Task Management & Scheduling

celery (internal worker): Despite the name, this container is an internal Celery worker responsible for asynchronous internal tasks like job refreshes and housekeeping. It does not represent the full Celery engine.
celery-dags: Handles DAG-based workflow orchestration. This worker processes callbacks, submits child tasks, and handles the state and results of each step in a DAG.
celery-events: Specialized for receiving streamed events from discovery services (e.g., SnapDiff). This replaces large event payloads that might exceed Celery’s size limits.
celery-results: Receives streamed task results for tasks that produce large outputs, avoiding Celery payload size issues.
celery-beats: A Celery scheduler. Triggers both internal and user-defined periodic tasks (e.g., data syncs, housekeeping routines).
celery-monitor: Monitors the health and availability of Celery workers by listening for heartbeat signals and updating the central database accordingly.
celery-exporter: Collects Celery performance metrics, such as queue lengths and worker status, and exposes them to Prometheus.
task-daemon: A lightweight internal service responsible for updating task state at the moment a task is picked from the queue. Communicates via Redis.

Monitoring & Metrics

prometheus: A metrics storage and query engine, It gathers system and Celery metrics (via celery-exporter) and provides an API for data access (not publicly exposed).
grafana: A visualization dashboard that displays system metrics collected by Prometheus. It is accessible via the /hubmetrics endpoint.

6.1.4. Hub Task Metrics¶

The Hub Task Metrics is a monitoring feature provided by Hub. This feature helps you monitor the status of tasks that are currently queued or being processed in the Hub, as well as the status of the workers that execute these tasks.

The Grafana Panel

Grafana is a popular open-source platform for visualizing time-series data like metrics and logs.
The Hub Task Metrics use Grafana panels to display data visually.
The panel shows the current queue of tasks waiting to be processed and the status (like idle, busy, or down) of each worker.

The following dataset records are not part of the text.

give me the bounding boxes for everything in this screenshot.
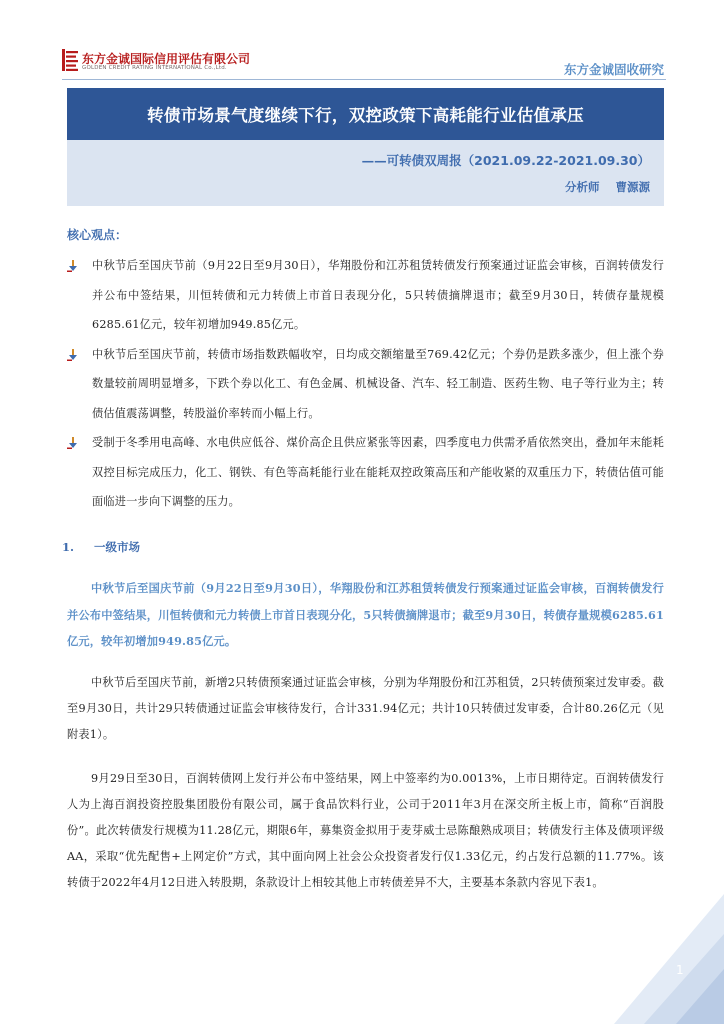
bullet-text: 受制于冬季用电高峰、水电供应低谷、煤价高企且供应紧张等因素，四季度电力供需矛盾依然突出，叠加年末能耗双控目标完成压力，化工、钢铁、有色等高耗能行业在能耗双控政策高压和产能收紧的双重压力下，转债估值可能面临进一步向下调整的压力。 bbox=[92, 436, 664, 508]
body-paragraph: 中秋节后至国庆节前，新增2只转债预案通过证监会审核，分别为华翔股份和江苏租赁，2只转债预案过发审委。截至9月30日，共计29只转债通过证监会审核待发行，合计331.94亿元；共计10只转债过发审委，合计80.26亿元（见附表1）。 bbox=[67, 676, 664, 741]
page-number: 1 bbox=[676, 963, 684, 977]
company-name-en: GOLDEN CREDIT RATING INTERNATIONAL Co.,Ltd. bbox=[82, 65, 227, 71]
bullet-arrow-icon bbox=[67, 437, 79, 449]
core-views-list bbox=[67, 251, 664, 517]
header-divider bbox=[62, 79, 666, 80]
company-logo-icon bbox=[62, 49, 78, 71]
bullet-text: 中秋节后至国庆节前，转债市场指数跌幅收窄，日均成交额缩量至769.42亿元；个券仍是跌多涨少，但上涨个券数量较前周明显增多，下跌个券以化工、有色金属、机械设备、汽车、轻工制造、医药生物、电子等行业为主；转债估值震荡调整，转股溢价率转而小幅上行。 bbox=[92, 347, 664, 420]
list-item bbox=[67, 340, 664, 429]
body-paragraph: 9月29日至30日，百润转债网上发行并公布中签结果，网上中签率约为0.0013%，上市日期待定。百润转债发行人为上海百润投资控股集团股份有限公司，属于食品饮料行业，公司于2011年3月在深交所主板上市，简称“百润股份”。此次转债发行规模为11.28亿元，期限6年，募集资金拟用于麦芽威士忌陈酿熟成项目；转债发行主体及债项评级AA，采取“优先配售+上网定价”方式，其中面向网上社会公众投资者发行仅1.33亿元，约占发行总额的11.77%。该转债于2022年4月12日进入转股期，条款设计上相较其他上市转债差异不大，主要基本条款内容见下表1。 bbox=[67, 772, 664, 889]
core-views-heading: 核心观点： bbox=[67, 228, 128, 242]
bullet-arrow-icon bbox=[67, 349, 79, 361]
bullet-text: 中秋节后至国庆节前（9月22日至9月30日），华翔股份和江苏租赁转债发行预案通过证监会审核，百润转债发行并公布中签结果，川恒转债和元力转债上市首日表现分化，5只转债摘牌退市；截至9月30日，转债存量规模6285.61亿元，较年初增加949.85亿元。 bbox=[92, 259, 664, 331]
analyst-name: 分析师 曹源源 bbox=[564, 180, 650, 194]
report-subtitle: ——可转债双周报（2021.09.22-2021.09.30） bbox=[361, 153, 650, 168]
section-number: 1. bbox=[62, 540, 75, 554]
list-item bbox=[67, 251, 664, 340]
report-title: 转债市场景气度继续下行，双控政策下高耗能行业估值承压 bbox=[67, 88, 664, 140]
company-name-cn: 东方金诚国际信用评估有限公司 bbox=[82, 52, 251, 66]
corner-decoration bbox=[614, 894, 724, 1024]
section-summary: 中秋节后至国庆节前（9月22日至9月30日），华翔股份和江苏租赁转债发行预案通过证监会审核，百润转债发行并公布中签结果，川恒转债和元力转债上市首日表现分化，5只转债摘牌退市；截至9月30日，转债存量规模6285.61亿元，较年初增加949.85亿元。 bbox=[67, 581, 664, 648]
section-title: 一级市场 bbox=[94, 540, 140, 554]
page-header bbox=[62, 47, 664, 77]
subtitle-band bbox=[67, 140, 664, 206]
section-heading bbox=[62, 539, 140, 555]
bullet-arrow-icon bbox=[67, 260, 79, 272]
header-series-label: 东方金诚固收研究 bbox=[563, 62, 664, 77]
list-item bbox=[67, 428, 664, 517]
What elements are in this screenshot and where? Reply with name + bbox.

You can access the metrics at http(s)://myhub/hubmetrics, replacing myhub with your Hub’s actual hostname or IP address.

Authentication is required to access the metrics page to protect sensitive Hub data, so if you’re not logged in, you’ll be redirected to the login page or see an error.

6.1.5. Health Endpoints¶

Health endpoints are special URLs provided by a system to report the current status or health of various components it manages. They are used to monitor and check if everything is working properly.

To check the status of all the sites and the nodes (servers or machines) managed by Ngenea Hub, you can send a GET request to the special URL endpoint /api/health.

This request asks the Hub to provide information about:

All the sites it knows about.
The nodes within each site.
The status of the Hub service itself.

The Hub then tells you the health status based on how many nodes are currently online and working at each site using the following states:

ok: All nodes in the site are working fine.
warning: Some nodes in the site are offline or not responding.
critical: One or more entire sites are completely offline (no nodes are working).

So, by making this GET request, you get a quick overview of which parts of your infrastructure are healthy and which might have issues.

To make a GET request, use the following command:

curl -X 'GET' \
  'http://myhub/api/health/' \
  -H 'accept: application/json' \
  -H 'Authorization: Api-Key <api_key>'

Note

You can run the curl commands in a bash environment. If you’re using Windows, it’s recommended to use a tool like Git Bash.

Make sure to replace <api_key> with your actual API key.

For more details on generating API keys, refer to the Programming Guide.

An example output of the health endpoint can be seen below:

{
    "overall_health": "ok",
    "hub_status": {
        "health": "ok"
    },
    "site_status": [
        {
            "site": "site1",
            "health": "ok",
            "nodes": [
                {
                    "name": "pixstor-east-ng-test",
                    "health": "ok",
                    "online": true
                }
            ]
        },
        {
            "site": "site2",
            "health": "ok",
            "nodes": [
                {
                    "name": "pixstor-west-ng-test",
                    "health": "ok",
                    "online": true
                }
            ]
        }
    ]
}

A request can also be performed to specific sites using /api/sites/ID/health/ to view the site specific health status:

{
    "site": "site1",
    "health": "ok",
    "nodes": [
        {
            "name": "pixstor-east-ng-test",
            "health": "ok",
            "online": true
        }
    ]
}